Department of Mathematical Sciences, Durham University, Upper Mountjoy Campus, Stockton Road, Durham, DH1 3LE, United Kingdom.
Bruker, 4 Allée Lorentz, Champs-sur-Marne, 77447 Marne-la-Vallée cedex 2, France.
Acta Crystallogr A Found Adv. 2021 Nov 1;77(Pt 6):519-533. doi: 10.1107/S2053273321009086. Epub 2021 Oct 29.

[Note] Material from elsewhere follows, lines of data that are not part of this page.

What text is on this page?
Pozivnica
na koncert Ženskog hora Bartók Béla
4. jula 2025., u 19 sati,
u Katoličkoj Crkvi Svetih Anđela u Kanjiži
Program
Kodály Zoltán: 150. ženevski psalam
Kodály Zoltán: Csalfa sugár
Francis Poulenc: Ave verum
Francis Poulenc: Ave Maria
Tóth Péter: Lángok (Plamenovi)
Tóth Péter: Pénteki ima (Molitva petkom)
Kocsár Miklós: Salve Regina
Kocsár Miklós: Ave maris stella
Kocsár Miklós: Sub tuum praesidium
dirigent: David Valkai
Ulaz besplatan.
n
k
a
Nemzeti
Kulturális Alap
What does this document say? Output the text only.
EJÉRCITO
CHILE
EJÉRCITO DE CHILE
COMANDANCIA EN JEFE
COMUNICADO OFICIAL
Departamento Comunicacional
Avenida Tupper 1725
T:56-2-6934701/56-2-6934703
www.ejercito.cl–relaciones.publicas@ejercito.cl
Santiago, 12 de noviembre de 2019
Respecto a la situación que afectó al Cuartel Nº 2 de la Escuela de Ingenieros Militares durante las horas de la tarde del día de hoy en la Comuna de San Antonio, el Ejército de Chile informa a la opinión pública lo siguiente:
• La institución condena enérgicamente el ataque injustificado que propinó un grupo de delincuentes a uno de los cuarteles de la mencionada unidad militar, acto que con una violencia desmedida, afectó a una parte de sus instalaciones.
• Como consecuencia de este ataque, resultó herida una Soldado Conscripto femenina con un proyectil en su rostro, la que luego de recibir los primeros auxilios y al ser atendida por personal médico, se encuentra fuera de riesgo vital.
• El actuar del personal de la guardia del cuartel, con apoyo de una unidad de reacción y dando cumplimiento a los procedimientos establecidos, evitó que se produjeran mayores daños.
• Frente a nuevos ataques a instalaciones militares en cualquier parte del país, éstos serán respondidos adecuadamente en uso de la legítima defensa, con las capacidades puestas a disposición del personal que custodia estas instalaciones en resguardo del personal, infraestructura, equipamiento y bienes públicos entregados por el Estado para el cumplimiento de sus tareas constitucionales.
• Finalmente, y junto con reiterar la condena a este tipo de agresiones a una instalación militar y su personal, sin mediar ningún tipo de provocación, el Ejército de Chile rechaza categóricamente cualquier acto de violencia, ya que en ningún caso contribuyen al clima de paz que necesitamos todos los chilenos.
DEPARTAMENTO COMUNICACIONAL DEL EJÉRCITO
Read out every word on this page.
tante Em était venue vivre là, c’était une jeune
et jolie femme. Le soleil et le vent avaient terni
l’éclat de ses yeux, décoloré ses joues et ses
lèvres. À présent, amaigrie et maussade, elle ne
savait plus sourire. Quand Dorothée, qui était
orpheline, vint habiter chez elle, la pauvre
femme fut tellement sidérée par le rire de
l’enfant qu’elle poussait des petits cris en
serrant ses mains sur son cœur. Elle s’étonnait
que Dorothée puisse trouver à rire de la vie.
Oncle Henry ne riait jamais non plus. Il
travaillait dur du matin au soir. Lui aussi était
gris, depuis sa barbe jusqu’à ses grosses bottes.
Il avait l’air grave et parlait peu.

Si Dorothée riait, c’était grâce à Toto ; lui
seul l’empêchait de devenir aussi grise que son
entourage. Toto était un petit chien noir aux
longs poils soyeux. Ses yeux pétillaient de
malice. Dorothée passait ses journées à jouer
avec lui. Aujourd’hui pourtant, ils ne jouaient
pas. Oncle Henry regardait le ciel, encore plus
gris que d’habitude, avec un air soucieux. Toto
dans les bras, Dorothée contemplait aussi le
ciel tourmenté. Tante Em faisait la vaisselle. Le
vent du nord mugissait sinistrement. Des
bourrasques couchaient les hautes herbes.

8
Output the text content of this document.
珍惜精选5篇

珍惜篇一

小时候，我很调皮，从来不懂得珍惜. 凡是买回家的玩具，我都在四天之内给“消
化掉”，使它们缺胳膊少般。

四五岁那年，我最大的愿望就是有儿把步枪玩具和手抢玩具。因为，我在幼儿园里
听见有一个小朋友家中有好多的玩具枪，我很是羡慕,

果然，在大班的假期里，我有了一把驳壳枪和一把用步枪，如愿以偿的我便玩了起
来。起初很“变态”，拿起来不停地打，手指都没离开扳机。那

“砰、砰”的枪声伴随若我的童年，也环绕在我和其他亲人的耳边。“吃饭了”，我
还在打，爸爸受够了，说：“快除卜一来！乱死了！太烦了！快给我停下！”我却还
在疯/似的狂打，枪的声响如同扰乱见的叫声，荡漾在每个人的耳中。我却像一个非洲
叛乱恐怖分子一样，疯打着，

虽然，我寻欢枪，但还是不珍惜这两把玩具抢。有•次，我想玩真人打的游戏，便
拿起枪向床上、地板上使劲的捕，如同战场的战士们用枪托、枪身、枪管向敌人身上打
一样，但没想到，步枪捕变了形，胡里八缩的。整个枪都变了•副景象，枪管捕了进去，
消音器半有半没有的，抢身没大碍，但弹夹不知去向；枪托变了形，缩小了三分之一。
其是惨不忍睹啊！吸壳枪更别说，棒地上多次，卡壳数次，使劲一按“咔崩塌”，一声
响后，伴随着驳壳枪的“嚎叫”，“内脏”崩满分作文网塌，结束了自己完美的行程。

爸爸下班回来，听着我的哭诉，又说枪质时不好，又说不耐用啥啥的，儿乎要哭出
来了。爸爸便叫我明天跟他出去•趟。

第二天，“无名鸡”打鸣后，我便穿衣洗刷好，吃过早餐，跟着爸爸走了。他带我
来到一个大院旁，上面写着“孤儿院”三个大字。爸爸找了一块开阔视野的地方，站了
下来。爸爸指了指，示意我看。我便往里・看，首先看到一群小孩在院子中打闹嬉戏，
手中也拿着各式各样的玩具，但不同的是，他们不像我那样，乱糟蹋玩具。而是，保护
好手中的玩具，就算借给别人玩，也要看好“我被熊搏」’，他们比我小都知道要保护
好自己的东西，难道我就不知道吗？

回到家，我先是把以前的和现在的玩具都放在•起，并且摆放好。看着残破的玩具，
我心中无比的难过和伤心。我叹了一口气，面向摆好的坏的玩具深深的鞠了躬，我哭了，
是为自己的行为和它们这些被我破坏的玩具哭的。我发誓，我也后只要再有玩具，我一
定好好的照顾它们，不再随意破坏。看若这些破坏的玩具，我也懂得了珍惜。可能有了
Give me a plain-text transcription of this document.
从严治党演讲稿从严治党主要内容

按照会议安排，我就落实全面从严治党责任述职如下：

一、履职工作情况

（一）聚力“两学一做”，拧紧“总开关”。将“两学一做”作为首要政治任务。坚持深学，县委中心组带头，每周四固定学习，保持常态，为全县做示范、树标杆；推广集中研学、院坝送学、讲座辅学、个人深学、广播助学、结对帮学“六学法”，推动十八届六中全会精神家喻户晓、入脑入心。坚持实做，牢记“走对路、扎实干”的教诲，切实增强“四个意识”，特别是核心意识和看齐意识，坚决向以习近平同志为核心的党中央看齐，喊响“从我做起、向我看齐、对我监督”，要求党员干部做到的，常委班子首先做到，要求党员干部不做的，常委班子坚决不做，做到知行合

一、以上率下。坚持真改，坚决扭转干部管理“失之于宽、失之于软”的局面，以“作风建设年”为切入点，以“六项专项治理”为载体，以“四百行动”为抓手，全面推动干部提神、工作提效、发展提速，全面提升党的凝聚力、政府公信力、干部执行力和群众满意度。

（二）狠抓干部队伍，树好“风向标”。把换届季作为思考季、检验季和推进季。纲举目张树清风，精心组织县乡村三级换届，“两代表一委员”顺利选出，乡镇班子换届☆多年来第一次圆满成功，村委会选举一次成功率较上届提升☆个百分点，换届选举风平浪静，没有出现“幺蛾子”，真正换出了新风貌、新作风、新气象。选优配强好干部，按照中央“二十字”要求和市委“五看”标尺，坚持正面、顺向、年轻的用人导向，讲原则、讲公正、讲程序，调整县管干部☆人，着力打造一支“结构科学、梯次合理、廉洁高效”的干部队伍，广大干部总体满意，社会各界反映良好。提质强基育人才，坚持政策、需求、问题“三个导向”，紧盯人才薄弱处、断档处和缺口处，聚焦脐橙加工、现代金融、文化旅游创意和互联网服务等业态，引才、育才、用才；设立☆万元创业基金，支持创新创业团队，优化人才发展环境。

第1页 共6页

When calculating derivatives of structure factors, there is one particular term (the derivatives of the atomic form factors) that will always be zero in the case of tabulated spherical atomic form factors. What happens if the form factors are non-spherical? The assumption that this particular term is very close to zero is generally made in non-spherical refinements (for example, implementations of Hirshfeld atom refinement or transferable aspherical atom models), unless the form factors are refinable parameters (for example multipole modelling). To evaluate this general approximation for one specific method, a numerical differentiation was implemented within the NoSpherA2 framework to calculate the derivatives of the structure factors in a Hirshfeld atom refinement directly as accurately as possible, thus bypassing the approximation altogether. Comparing wR factors and atomic parameters, along with their uncertainties from the approximate and numerically differentiating refinements, it turns out that the impact of this approximation on the final crystallographic model is indeed negligible.
在计算结构因子的导数时,对于表列的球形原子散射因子,有一个特定的项(原子散射因子的导数)总是为零。如果散射因子是非球形的会怎样?在非球形精修中(例如,Hirshfeld 原子精修或可转移非球形原子模型的实现),通常会假设该特定项非常接近零,除非散射因子是可精修参数(例如多极建模)。为了评估这种一般近似对于一种特定方法的适用性,在 NoSpherA2 框架内实现了数值微分,以便尽可能准确地直接计算 Hirshfeld 原子精修中的结构因子导数,从而完全绕过该近似。通过比较 wR 因子和原子参数,以及来自近似和数值微分精修的不确定性,结果表明该近似对最终晶体学模型的影响确实可以忽略不计。